Padahal, mereka ini masih sangat hijau dan baru saja akan mendalami ilmu
syar'i, dimana kondisi ini –lantaran mereka masih baru– menyebabkan
terjadinya banyak penyimpangan di kalangan mereka, diantaranya
meninggalkan ajaran-ajaran agama, akhlak, tabiat yang terpuji, dan
selainya. Dan anehnya, mereka mendendangkan bahwa perbuatan mencela dan
menuding ulama tersebut sebagai bagian dari agama yang dengannya mereka
mendekatkan diri kepada Allah Ta'ala.
Keenam:
Manhaj dalam mengkritik ala kelompok "salafy" ini menyebabkan rusaknya
citra Ahli Sunnah di hadapan orang yang tidak paham terhadap metode Ahlu
Sunnah berkaitan dengan sifat adil dan ihsan. Demikian pula di hadapan
orang-orang yang jahil terhadap manhaj para ulama-ulama Ahlu Sunnah,
hingga mereka menilai bahwa manhaj Ahlu Sunnah itu adalah mencela,
menghina, menuduh ahli bid'ah tanpa dasar, dan mengorek-ngorek kesalahan
orang lain, yang karenanya memalingkan manusia dari manhaj Ahli Sunnah
itu sendiri.
Ketujuh: Manhaj ini menyebabkan pengikutnya terjebak dalam tanaaqhud
(pertentangan), lahirnya "dua timbangan" (standar ganda), serta hukum
dalam satu masalah dengan dua perkataan yang saling bertentangan.[11] Olehnya, banyak lahir dari kalangan mereka taqiyyah
dan dusta. Akibatnya, mereka pun memiliki perkataan-perkataan rahasia
dalam membid'ahkan pemuka-pemuka umat, dimana mereka tidak berani
menampakkannya di hadapan khalayak.
Kedelapan: Manhaj
kritik ini menyebabkan tertutupnya mata hati kebanyakan thullabul ilmi,
hingga tanpa disadari mereka berdiri dalam shaf musuh-musuh Islam dalam
menghadapi saudara-saudara muslim mereka.
Kesembilan:
Manhaj ini menyebabkan perpecahan yang sangat banyak dalam tubuh umat
Islam secara umum, dan khususnya barisan Ahli Sunnah, yang belum pernah
terjadi pada manhaj manapun. Dimana mereka memberi al-wala dan al-bara
hanya lantaran masalah-masalah tertentu dari furu'iyyah agama.

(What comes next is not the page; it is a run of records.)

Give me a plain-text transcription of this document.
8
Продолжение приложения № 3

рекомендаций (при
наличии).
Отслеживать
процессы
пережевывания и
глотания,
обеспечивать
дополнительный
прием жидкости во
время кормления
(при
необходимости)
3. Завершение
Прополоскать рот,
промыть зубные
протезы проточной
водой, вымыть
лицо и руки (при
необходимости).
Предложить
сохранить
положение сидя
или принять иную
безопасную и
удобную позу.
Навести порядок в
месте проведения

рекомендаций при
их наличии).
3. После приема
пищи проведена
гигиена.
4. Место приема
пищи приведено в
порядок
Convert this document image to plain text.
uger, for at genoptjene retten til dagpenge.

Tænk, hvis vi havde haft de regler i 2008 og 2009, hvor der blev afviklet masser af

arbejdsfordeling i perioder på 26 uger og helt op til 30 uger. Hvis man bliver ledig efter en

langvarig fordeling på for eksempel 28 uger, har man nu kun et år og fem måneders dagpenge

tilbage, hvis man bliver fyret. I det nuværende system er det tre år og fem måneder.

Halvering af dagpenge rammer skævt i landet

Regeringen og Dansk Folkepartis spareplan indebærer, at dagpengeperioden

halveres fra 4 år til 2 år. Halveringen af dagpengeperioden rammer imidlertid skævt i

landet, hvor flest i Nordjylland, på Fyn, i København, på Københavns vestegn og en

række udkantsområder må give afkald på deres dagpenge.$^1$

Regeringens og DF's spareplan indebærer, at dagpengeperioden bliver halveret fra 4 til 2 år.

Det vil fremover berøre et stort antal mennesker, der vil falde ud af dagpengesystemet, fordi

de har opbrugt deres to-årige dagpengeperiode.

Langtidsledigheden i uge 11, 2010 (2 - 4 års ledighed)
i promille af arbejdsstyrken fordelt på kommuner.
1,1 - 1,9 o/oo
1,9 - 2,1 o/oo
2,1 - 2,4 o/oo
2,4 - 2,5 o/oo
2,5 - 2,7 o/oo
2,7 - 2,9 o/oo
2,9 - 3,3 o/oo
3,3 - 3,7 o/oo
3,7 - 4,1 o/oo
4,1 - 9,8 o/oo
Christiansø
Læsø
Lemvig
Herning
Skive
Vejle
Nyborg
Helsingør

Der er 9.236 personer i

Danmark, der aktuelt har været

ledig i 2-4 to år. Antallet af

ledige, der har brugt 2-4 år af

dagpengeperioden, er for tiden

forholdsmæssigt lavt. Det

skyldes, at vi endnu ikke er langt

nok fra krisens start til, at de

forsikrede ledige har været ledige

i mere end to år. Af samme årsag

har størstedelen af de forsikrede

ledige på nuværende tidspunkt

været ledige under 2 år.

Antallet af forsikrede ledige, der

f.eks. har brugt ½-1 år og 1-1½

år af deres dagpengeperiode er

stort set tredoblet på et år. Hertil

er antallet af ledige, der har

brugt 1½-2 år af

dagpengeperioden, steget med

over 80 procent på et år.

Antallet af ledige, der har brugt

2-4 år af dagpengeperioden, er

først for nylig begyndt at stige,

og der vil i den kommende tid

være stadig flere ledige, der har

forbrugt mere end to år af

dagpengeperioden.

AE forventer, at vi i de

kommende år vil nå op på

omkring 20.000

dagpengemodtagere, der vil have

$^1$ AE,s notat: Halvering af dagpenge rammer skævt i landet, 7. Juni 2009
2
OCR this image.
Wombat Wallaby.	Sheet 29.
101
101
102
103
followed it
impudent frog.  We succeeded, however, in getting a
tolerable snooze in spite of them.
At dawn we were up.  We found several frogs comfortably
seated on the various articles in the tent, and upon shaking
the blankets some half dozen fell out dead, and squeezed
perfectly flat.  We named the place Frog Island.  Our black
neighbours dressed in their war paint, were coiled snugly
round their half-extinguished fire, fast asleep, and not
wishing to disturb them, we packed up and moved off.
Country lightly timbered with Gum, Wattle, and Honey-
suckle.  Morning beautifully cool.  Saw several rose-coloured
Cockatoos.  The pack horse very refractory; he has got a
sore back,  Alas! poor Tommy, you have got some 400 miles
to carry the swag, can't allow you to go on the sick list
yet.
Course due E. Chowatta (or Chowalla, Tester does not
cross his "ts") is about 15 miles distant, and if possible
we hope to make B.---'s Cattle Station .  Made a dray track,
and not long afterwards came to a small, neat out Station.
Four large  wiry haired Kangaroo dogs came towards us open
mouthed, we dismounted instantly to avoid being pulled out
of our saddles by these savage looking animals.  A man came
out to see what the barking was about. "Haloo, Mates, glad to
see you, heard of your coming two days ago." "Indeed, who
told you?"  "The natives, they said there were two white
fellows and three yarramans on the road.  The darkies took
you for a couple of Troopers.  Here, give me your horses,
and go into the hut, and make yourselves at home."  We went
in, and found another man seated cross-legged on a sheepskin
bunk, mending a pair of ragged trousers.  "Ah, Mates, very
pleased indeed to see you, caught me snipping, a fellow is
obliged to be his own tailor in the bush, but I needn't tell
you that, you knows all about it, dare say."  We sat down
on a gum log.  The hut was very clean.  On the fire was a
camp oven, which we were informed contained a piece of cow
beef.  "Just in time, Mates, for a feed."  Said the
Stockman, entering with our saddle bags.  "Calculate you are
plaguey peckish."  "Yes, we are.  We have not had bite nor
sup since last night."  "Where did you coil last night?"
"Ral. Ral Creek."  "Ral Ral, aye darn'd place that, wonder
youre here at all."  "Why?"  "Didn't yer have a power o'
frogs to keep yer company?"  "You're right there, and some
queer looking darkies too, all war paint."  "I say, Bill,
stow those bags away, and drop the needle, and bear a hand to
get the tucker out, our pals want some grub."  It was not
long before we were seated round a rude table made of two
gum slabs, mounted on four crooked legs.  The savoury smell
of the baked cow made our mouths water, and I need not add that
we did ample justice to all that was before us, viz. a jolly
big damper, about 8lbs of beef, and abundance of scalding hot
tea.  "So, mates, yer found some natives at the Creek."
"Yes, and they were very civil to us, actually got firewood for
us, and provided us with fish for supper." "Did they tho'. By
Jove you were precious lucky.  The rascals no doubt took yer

Bahkan, mereka menganggap bahwa salafy itu adalah yang berkata ini dan
itu, di samping begitu cepat mendepak seorang muslim dari manhaj ahlu
sunnah dan barisan para pengikut salafus salih hanya lantaran
menyelisihi satu perkara dari masalah-masalah ijtihad, dan wajib
mendapatkan al-bara'.
Kesepuluh:
Manhaj ini memalingkan kaum muslimin dari menghadapi musuh-musuh Islam
yang nyata dari kalangan kuffar dan munafiqin. Dimana pada du'at sibuk
membela diri dan kehormatan ulama dihadapan gempuran syubhat dan dusta
yang ramai dihembuskan oleh pengekor manhaj ini, hingga memberi ruang
yang lapang bagi musuh-musuh Islam menancapkan taring-taring mereka
dalam agama yang mulia ini.[12]
Terakhir, kami akan nukilkan perkataan al-Hafidz Ibnu Rajab al-Hambali –rahimahullah- dalam kitabnya Jami' al-Ulum wa al-Hikam I/340, berkaitan dengan hadits yang dikeluarkan oleh Imam Ahmad dari 'Uqbah bin 'Amir radhiallahu anhu, Rasulullah shallallahu alaihi wasallam bersabda: "Siapa yang menutupi aib seorang mukmin, niscaya Allah Ta'ala akan menutupi (aib) nya pada hari kiamat", beliau (Ibnu Rajab) berkata: Diriwayatkan dari perkataan sebagian salaf: "Sungguh
aku mendapati suatu kaum yang sebenarnya mereka tidak memiliki aib dan
cela, namun mereka suka mengungkit aib-aib manusia, maka orang lain pun
mengungkap aib-aib mereka. Sebaliknya, aku juga mendapi suatu kaum yang
memiliki banyak aib dan kekurangan, namun mereka menahan diri dari
(mencari-cari) aib orang lain, maka aib-aib mereka pun terlupakan". Demikian pula Ibnul Qoyyim al-Jauziyyah –rahimahullah-
memiliki perkataan berharga dan pantas digoret dengan air mata, sebab
jelas melukiskan kondisi sebagian penuntut ilmu di zaman ini: "Merupakan
perkara aneh, seorang itu begitu mudah baginya menjaga diri dari
makanan haram, berlaku zalim, zina, mencuri, minum khamer, memandang
sesuatu yang diharamkan dan sebagainya, namun sulit baginya mengontrol
gerakan lisannya. Hingga engkau melihat seorang yang terkenal akan
kebaikan agama, sifat zuhud dan ibadah, namun ia berkata-kata dengan
kalimat yang memancing murka Allah sementara ia tidak peduali akan hal
itu, namun satu kalimat itu cukup menjauhkannya antara timur dan barat.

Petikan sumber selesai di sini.